War on Journalists in India's Assam Region
|Our Correspondent||Sep 18, 2012|
Journalists in India’s northeastern province of Assam have come under unprecedented attack in recent months, with a young reporter killed on Sept. 8 and at least another 12 assaulted and beaten.
The latest attacks appear to be a byproduct of violence between Muslims and Bodos, a local indigenous group, which has torn up the state for months. So far at least 90 people have been killed and 400,000 have been rendered homeless.
The dead journalists across India so far include Chandrika Rai of the Hitavada daily, who was beaten to death on Feb. 18 along with his wife and two children in the central Indian province of Madhya Pradesh. Rajesh Mishra of the Media Raj weekly, also of Madhya Pradesh, was killed on March 2.
The third, a young reporter named Raihanul Nayum of Gana Chabuk, a weekly newspaper published in west Assam, was killed on Sept 8 when a mob turned violent after a Hindu temple and its deity, Maa Kaali, were damaged by protesters.
Journalists complain that authorities been reluctant to safeguard the interests of the media. Certainly, none of the perpetrators involved in the killings has been identified or arrested, nor have they in other incidents where scores of journalists have been beaten and harassed.
The violence against journalists reached a peak in late August, when the All Assam Minority Students Union protests in several cities. Demonstrators attacked the reporters covering the events, including Amulya Nath of News Live and Raj Kumar Sahu of DY365 TV, who were badly beaten and whose cameras were destroyed. A media truck was torched and four other journalists reported being victims of the violence.
Reporters say the pro-Islamic students union has been held responsible for many of the attacks, which included a mob that set upon journalists with sharpened stakes and other weapons during a strike on Aug. 28.
Reporters Without Borders later issued a statement saying it “deplores the threats and violence against journalists during the demonstrations” and called on authorities to condemn all such violence against journalists and to do whatever is necessary to prevent any recurrence.
Four local journalists’ organizations, the Journalists’ Forum Assam, Electronic Media Forum Assam, Assam Photo Journalists Association and Assam Union of Working Journalists, also issued statements condemning the violence and urging the authorities to identify those responsible. So far no comprehensive action has been taken, however.

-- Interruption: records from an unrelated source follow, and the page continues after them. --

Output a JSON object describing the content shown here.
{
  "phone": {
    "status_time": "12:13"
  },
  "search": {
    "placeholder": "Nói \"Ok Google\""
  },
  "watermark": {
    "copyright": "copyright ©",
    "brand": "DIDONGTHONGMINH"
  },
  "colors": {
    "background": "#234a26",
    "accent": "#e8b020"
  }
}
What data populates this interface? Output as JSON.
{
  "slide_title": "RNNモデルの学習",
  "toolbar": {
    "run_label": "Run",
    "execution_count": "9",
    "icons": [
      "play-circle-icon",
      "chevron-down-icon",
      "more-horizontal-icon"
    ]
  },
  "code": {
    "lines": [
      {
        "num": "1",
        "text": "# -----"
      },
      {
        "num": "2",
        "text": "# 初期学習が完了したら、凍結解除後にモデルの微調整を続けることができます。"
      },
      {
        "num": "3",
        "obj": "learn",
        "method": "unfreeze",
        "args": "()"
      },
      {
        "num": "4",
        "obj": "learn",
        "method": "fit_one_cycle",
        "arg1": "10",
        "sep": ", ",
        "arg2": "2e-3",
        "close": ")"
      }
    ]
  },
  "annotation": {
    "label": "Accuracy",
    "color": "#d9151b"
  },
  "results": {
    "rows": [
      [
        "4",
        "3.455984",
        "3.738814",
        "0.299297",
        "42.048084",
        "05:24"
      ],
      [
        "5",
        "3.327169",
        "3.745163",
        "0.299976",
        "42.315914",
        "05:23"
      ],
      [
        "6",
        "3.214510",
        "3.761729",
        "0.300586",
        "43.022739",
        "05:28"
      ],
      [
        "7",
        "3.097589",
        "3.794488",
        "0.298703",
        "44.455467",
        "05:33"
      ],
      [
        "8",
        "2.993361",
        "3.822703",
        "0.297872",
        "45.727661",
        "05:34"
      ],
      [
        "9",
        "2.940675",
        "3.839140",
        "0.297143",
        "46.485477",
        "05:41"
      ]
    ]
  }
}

The Islamist student union is not the only source of violence. Assam, which publishes nearly 25 dailies and supports six satellite channels, is becoming increasingly dangerous. The region is the focus of a long-running, confused and insurgency in which 15 armed outfits have been waging war against the Indian Union government and sometimes each other for a plethora of conflicting and sometimes bewildering demands varying from autonomy to self-rule. Surrendered militants and anti-insurgent security agencies have contributed to the danger, as has the so-called timber mafia, a multi-billion dollar business by individuals illegally harvesting timber.
As Asia Sentinel reported in 2009, the first journalist to die was Punarmal Agarwala, a rural correspondent for The Assam Tribune, who was killed in 1987 by militants belonging to the banned United Liberation Front of Asom. Raihanul’s killing brings the total of editors and reporters to have been murdered since 1991 to 25.
The Assam media fraternity has demanded a special protection law for journalists on duty. Not only the journalist community, human rights educator and advocates have also joined the chorus for a protection law for journalists on duty in Assam.
“The journalists, who are committed to the society, should be supported by a special law. Unless they feel secure, many journalists may not take the risk of reporting hard and risky issues and then we will be deprived of sensitive and brave journalism,” said Shyam Bhadra Medhi, a prominent human rights educator of northeast India.
Society, Medhi told Asia Sentinel, has a responsibility to support media persons as their contribution is essential for good governance in a democratic country like India.
The demand for a special protection law for journalists on duty has been pursued by many national media organizations of India including the National Union of Journalists. The Journalists’ Forum Assam recently sent a memorandum to the President of India for enacting a Working Journalist Protection Act at the earliest.